This is completely inaccurate. Do you know anything about English history? Everything from King Alfred forward disproves your supposition.
Cecil Sharp was still collecting independent oral tradition in England and Scotland in the 1920s. Shoot, the authors of this book were still collecting it in the 1980s. And John Jacob Niles was collecting oral tradition in the U.S. Southern mountains in the 30s and 40s, as was Richard Chase.

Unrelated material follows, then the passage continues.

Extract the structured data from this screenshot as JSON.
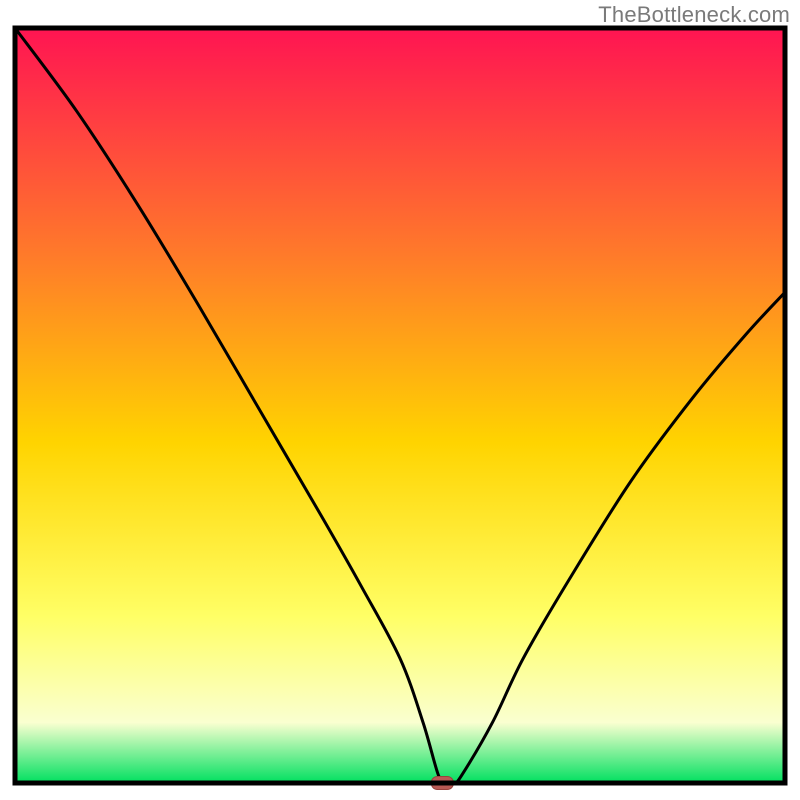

Sorry, you're just plain wrong here.
Tradition is not Oral tradition. I can't really tell anything from your link except for the title, "Customs and Ceremonies...Living Traditions." Oral tradition is not tradition or ceremony.
From Wikipedia:
Oral tradition or oral culture is a way of transmitting history, literature or law from one generation to the next in a civilization without a writing system. An example that combined aspects of oral literature and oral history, before eventually being set down in writing, is the Homeric epic poetry of the Iliad and the Odyssey. In a general sense, "oral tradition" refers to the transmission of cultural material through vocal utterance, and was long held to be a key descriptor of folklore (a criterion no longer rigidly held by all folklorists). As an academic discipline, it refers both to a method and the objects studied by the method. (The study of oral tradition is distinct from the academic discipline of oral history, which is the recording of personal memories and histories of those who experienced historical eras or events.)